Anyone who’s into camp knows that this next focused film, THE WORLD IS FULL OF MARRIED MEN, is based on Jackie Collins’ first novel of the same name. If it’s all new to you, don’t despair. You’ll get there. Just follow this blog for an easier access. As I was saying, THE WORLD IS FULL OF MARRIED MEN is Collins’ other screen adaptation for which she wrote the screenplay (after THE STUD, another contender for Sleaze Factor). It stars Carroll Baker and the late Anthony Franciosa, two well-known faces at the time. The title song is sung onscreen by a young Bonnie Tyler (Total Eclipse of The Heart). The year is 1979 but I am totally unaware of this flick. In fact, I don’t even know who Jackie Collins is. It’ll be another four years before I discover her and her talent. In the meantime I try to survive as a gay teen. It does get better but this feeling of inner peace takes an awful time to arrive. So I read a lot. Fast forward to 1998 when I finally get a hold of Collins’ film on VHS and watch it. Suffice to say, I’m far from being disappointed.
As far as the novel is concerned, I dove right into it after finishing up the glorious HOLLYWOOD WIVES in 1983. The Powers That Be at Simon & Schuster were already cashing in on the success of Collins by reprinting some of her backlist in mass market paperbacks and THE WORLD IS FULL OF MARRIED MEN was one of them. The cover showcases the same glamour pose of some jeweled woman dressed to the nines (as you can see at the bottom of the text). The story itself, however, is a shorter one (with a bigger typeset) but the Collins style is as evident, focusing on a feisty heroine grasping for a complete control of her destiny. The plot not only takes you into the world of the music business but also centers around the workings of the advertisement agencies.

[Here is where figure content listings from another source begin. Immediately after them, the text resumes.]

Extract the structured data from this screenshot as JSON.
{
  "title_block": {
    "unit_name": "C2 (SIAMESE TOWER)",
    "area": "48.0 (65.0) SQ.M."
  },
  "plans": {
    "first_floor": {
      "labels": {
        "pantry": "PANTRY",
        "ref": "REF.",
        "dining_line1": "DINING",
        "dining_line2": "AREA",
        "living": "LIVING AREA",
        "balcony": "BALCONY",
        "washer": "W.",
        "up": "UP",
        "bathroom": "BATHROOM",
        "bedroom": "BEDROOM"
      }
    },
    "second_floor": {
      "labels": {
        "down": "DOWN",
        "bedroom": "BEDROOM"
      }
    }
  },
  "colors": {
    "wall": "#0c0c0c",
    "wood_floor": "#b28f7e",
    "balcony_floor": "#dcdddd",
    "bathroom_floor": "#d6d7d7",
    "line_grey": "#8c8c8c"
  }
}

It’s always fun to dig into those when the author knows what she or he talks about, and Collins is an ace at that, just as she is in writing effective sex scenes; and they are aplenty believe me, even for a 1968 novel. Of course, one thinks of Jacqueline Susann when dwelling into that era. How can you not? Both have the same style, both have show business in their blood. Both became queens of roman à clef. Collins’ heroines are stronger types however, which puts her a notch over Susann, but both authors deserve their rightful spots.
I so wanted to catch the movie adaptation after finishing this one up. I couldn’t even believe it ever existed. But there it was one day on eBay, for all the world to see, and at a decent price, no less. I still own it as we speak. I’m now waiting for the Region 1 DVD release which should occur at any moment. Well, that’s how I'd like to think of it even though nothing has been confirmed yet. It’s already out in the UK, so I don’t see why it can’t ever cross the Atlantic, right? RIGHT?!!!